Le public ne veut pas non plus d'une nouvelle campagne électorale. Certes, dès que les élections sont lancées, les gens, nous dit-on, s'y résignent. Sauf que cette fois-ci, une élection fédérale vient tout juste d'avoir lieu, avec le résultat curieux que l'on connaît. Il arrive parfois que trop, c'est trop.
Vu l'absence de motif sérieux, il faudra bien inventer un prétexte. Ce sera évidemment la crise financière. Mais, comme le sens commun le suggère, elle exigerait que le gouvernement s'y consacre en priorité plutôt que de se lancer en élections. D'autant que rien n'interdit présentement à M. Charest de faire de son mieux pour s'en occuper, même s'il est minoritaire. Les partis d'opposition seraient mal venus de lui mettre systématiquement des bâtons dans les roues pour des raisons frivoles. Ils le seraient encore davantage s'ils s'avisaient de le renverser en plein tumulte financier et économique.
Il y a autre chose. Si M. Charest réclame un nouveau mandat dans le but explicite d'affronter la situation, il se portera de la sorte volontaire pour assumer la responsabilité complète de la suite des événements. D'événements dépendant de causes extérieures dont il ne sera pas nécessairement responsable, mais dont il le deviendra aux yeux de la population puisqu'il l'aura bousculée pour lui demander qu'elle le laisse sans entrave résoudre les problèmes entraînés par la crise. Il la prendra ainsi sur ses épaules. Il s'identifiera à elle et à ses séquelles. Attitude plutôt téméraire et mission périlleuse pour un premier ministre de province, qui sait pourtant qu'il ne contrôle pas tous les outils dont il aurait besoin.
J'ajoute ceci, pas du tout négligeable: M. Charest a des chances d'être réélu majoritaire (encore que...), mais, à cause du désenchantement affectant l'ADQ, il a des chances encore plus fortes de faire du PQ l'opposition officielle et de lui donner par le fait même un statut et des moyens d'action plus efficaces, ce dont il se repentirait sans doute assez vite.
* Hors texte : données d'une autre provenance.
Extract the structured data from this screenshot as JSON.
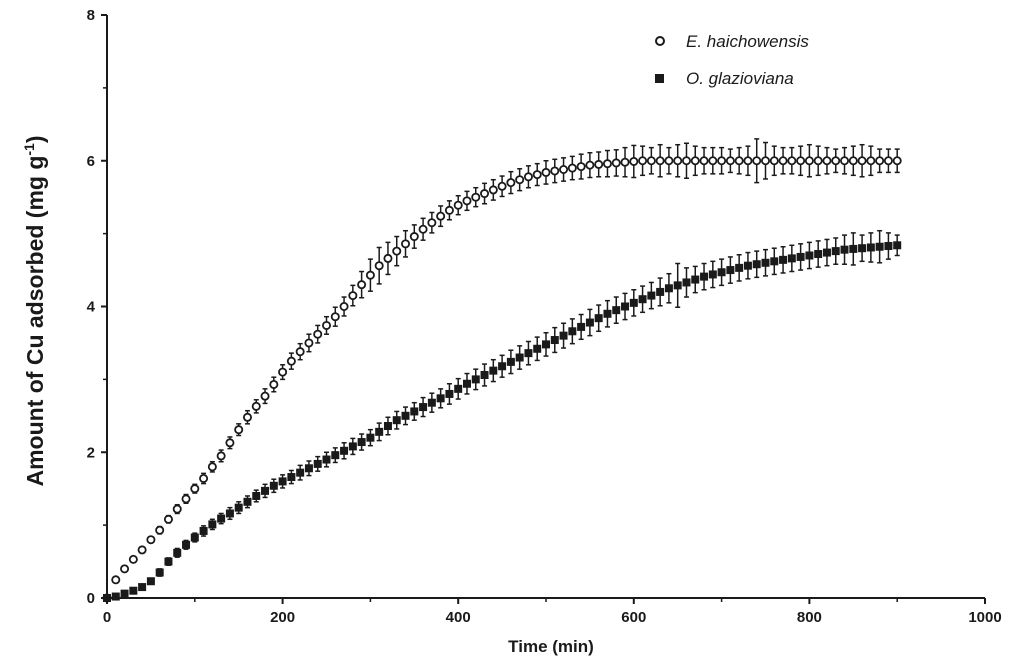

Sa fuite en avant, par le biais d'élections prématurées, aboutirait ainsi à un résultat paradoxal qui, de mon point d'électeur péquiste, ne serait pas si vilain. D'une part, M. Charest serait, à sa propre demande, aux prises avec une crise contre laquelle il se serait engagé à protéger le Québec, et ses performances seraient jugées en conséquence. D'autre part, il aurait amené et promu, en face de lui, un PQ renforcé...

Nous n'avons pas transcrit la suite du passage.